CT is now the imaging of choice for most sinus complaints, but X-ray remains useful for screening when CT is not available.
- 1
Acute facial pain, fever and purulent nasal discharge
When acute bacterial sinusitis is suspected and CT is not immediately available, a Waters' view can confirm an air-fluid level and support antibiotic therapy.
- 2
Facial trauma with possible mid-face fracture
Waters', Caldwell and lateral views screen for orbital floor "blow-out" fractures, zygomatic arch fractures and nasal fractures.
- 3
Chronic sinus symptoms unresponsive to treatment
Persistent congestion, headache or post-nasal drip lasting more than 12 weeks may warrant imaging — though CT is preferred.
- 4
Suspected dental-sinus communication
After tooth extraction or root canal, X-ray can detect oroantral fistulas or displaced dental fragments in the maxillary sinus.
- 5
Suspected foreign body in nose or sinus
Especially in children, plain X-rays detect radio-opaque foreign bodies (button batteries, magnets, metal) that need urgent removal.
Sinus X-ray vs CT vs MRI vs endoscopy
Sinus CT has become the modern standard for most situations; X-ray remains a useful screening tool.
| Imaging modality | Best at showing | Limitations | Cost & access |
|---|---|---|---|
| Sinus X-ray | Air-fluid levels, opacification screening, foreign bodies, basic facial trauma | Misses most ethmoid/sphenoid pathology; cannot detail osteomeatal complex | Low cost, fast |
| Sinus CT (low-dose) | Detailed evaluation of all sinuses, surgical planning, polyps, tumors | Higher radiation than X-ray (~0.6 mSv); higher cost | Mid cost |
| Sinus MRI | Suspected tumor, fungal sinusitis, intracranial extension | Not first-line; expensive; no bone detail | High cost |
| Nasal endoscopy (ENT clinic) | Direct visualization of nasal passages and meatus, biopsy, polyp removal | Only sees what is visible through scope; not imaging | Mid cost; requires specialist |
How to prepare for a sinus X-ray
Sinus X-rays need no fasting or medication changes.

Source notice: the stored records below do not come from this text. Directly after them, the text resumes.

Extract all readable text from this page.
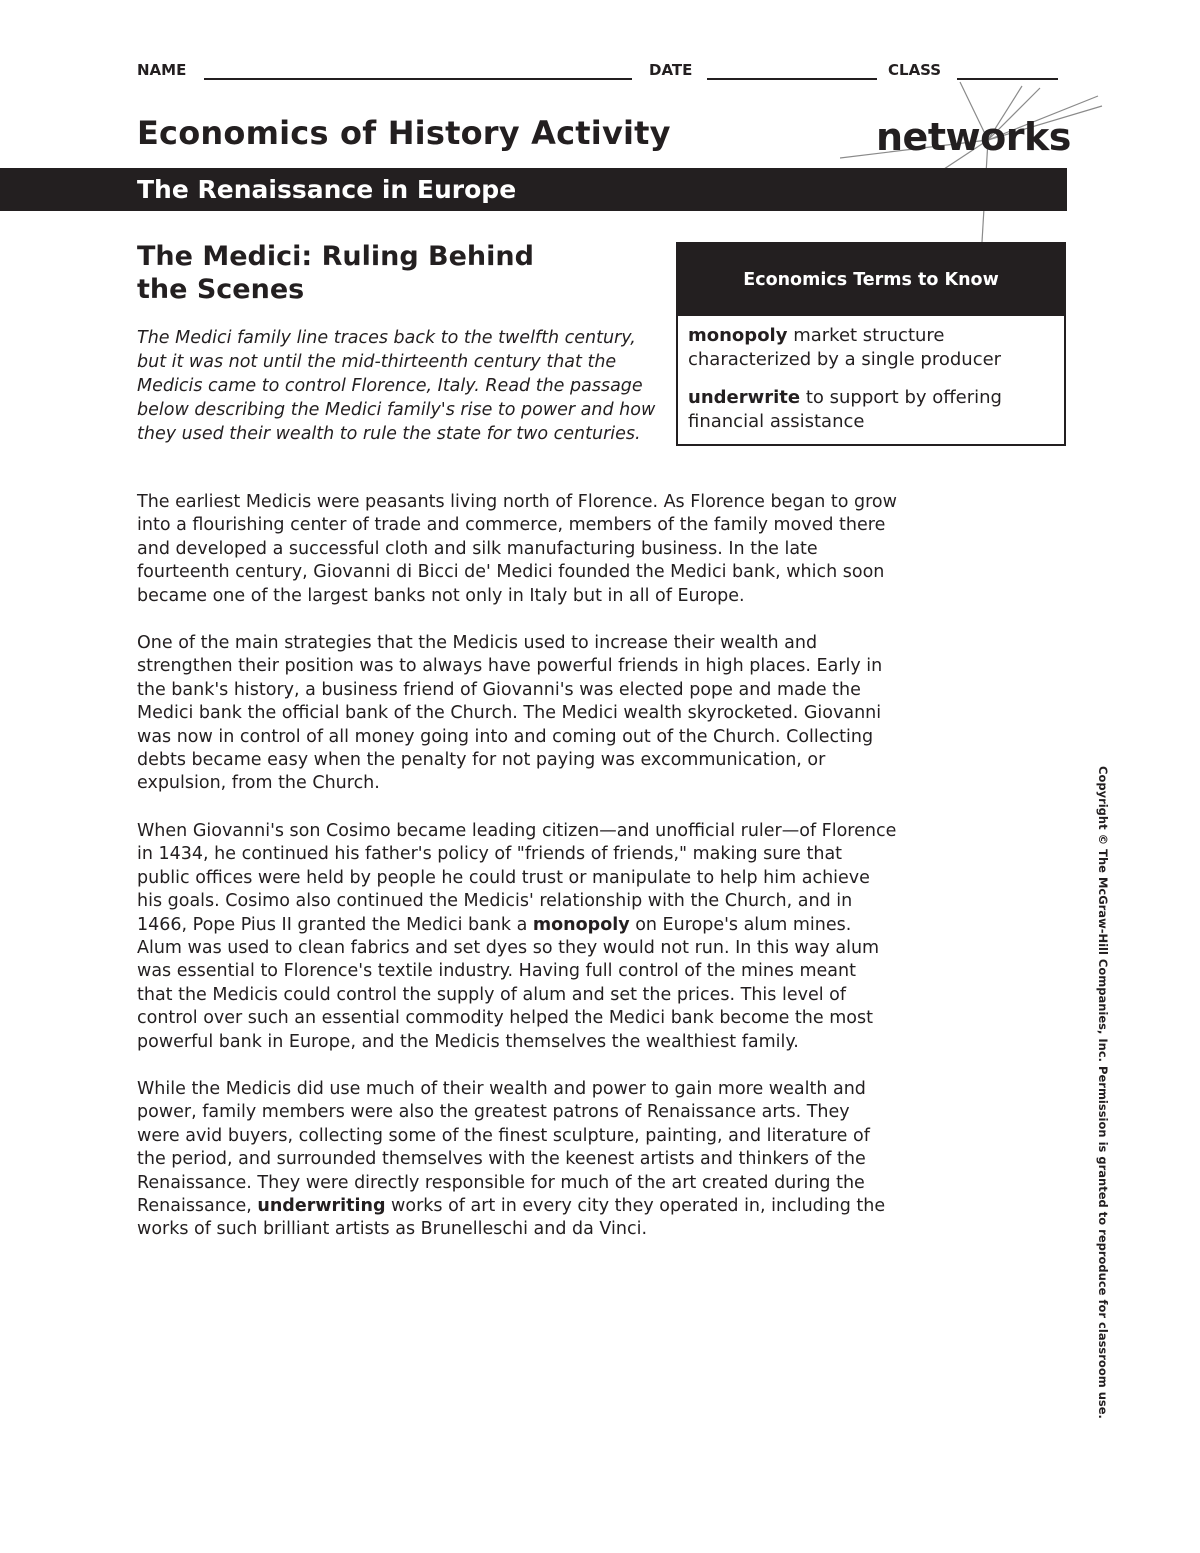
NAME	DATE	CLASS
Economics of History Activity	networks
The Renaissance in Europe
The Medici: Ruling Behind the Scenes

The Medici family line traces back to the twelfth century, but it was not until the mid-thirteenth century that the Medicis came to control Florence, Italy. Read the passage below describing the Medici family's rise to power and how they used their wealth to rule the state for two centuries.

Economics Terms to Know
monopoly market structure characterized by a single producer
underwrite to support by offering financial assistance

The earliest Medicis were peasants living north of Florence. As Florence began to grow into a flourishing center of trade and commerce, members of the family moved there and developed a successful cloth and silk manufacturing business. In the late fourteenth century, Giovanni di Bicci de' Medici founded the Medici bank, which soon became one of the largest banks not only in Italy but in all of Europe.

One of the main strategies that the Medicis used to increase their wealth and strengthen their position was to always have powerful friends in high places. Early in the bank's history, a business friend of Giovanni's was elected pope and made the Medici bank the official bank of the Church. The Medici wealth skyrocketed. Giovanni was now in control of all money going into and coming out of the Church. Collecting debts became easy when the penalty for not paying was excommunication, or expulsion, from the Church.

When Giovanni's son Cosimo became leading citizen—and unofficial ruler—of Florence in 1434, he continued his father's policy of "friends of friends," making sure that public offices were held by people he could trust or manipulate to help him achieve his goals. Cosimo also continued the Medicis' relationship with the Church, and in 1466, Pope Pius II granted the Medici bank a monopoly on Europe's alum mines. Alum was used to clean fabrics and set dyes so they would not run. In this way alum was essential to Florence's textile industry. Having full control of the mines meant that the Medicis could control the supply of alum and set the prices. This level of control over such an essential commodity helped the Medici bank become the most powerful bank in Europe, and the Medicis themselves the wealthiest family.

While the Medicis did use much of their wealth and power to gain more wealth and power, family members were also the greatest patrons of Renaissance arts. They were avid buyers, collecting some of the finest sculpture, painting, and literature of the period, and surrounded themselves with the keenest artists and thinkers of the Renaissance. They were directly responsible for much of the art created during the Renaissance, underwriting works of art in every city they operated in, including the works of such brilliant artists as Brunelleschi and da Vinci.	Copyright © The McGraw-Hill Companies, Inc. Permission is granted to reproduce for classroom use.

Remove all facial jewelry, hair pins and glasses
Metal in the X-ray field appears bright white and can hide a fluid level or fracture.
Remove dentures or removable orthodontics
Dentures contain metal clasps that can obscure maxillary sinus floor and dental roots.
Stand upright if possible
Upright Waters' views are essential to demonstrate air-fluid levels — supine films can hide them and miss the diagnosis of sinusitis.
Tell the technician if pregnant
A sinus X-ray exposes the fetus to <0.01 mSv, but lead shielding of the abdomen is standard.
Limitations of AI sinus X-ray interpretation
Plain sinus X-rays have inherent limitations — even expert radiologists miss many findings that are obvious on CT.
- Ethmoid and sphenoid sinuses are poorly visualized: These sinuses lie behind other structures and overlap on plain film. Disease in these sinuses is often missed without CT.
- Cannot replace CT for surgical planning: Endoscopic sinus surgery requires detailed CT mapping of the osteomeatal complex, anatomic variants and skull base — X-ray and AI report are insufficient.
- Tumors and complications need MRI: Intracranial complications, orbital cellulitis, and sinonasal tumors require contrast-enhanced MRI for full evaluation.
CT Read AI sinus X-ray interpretation is for educational use only and does not replace ENT consultation or sinus CT.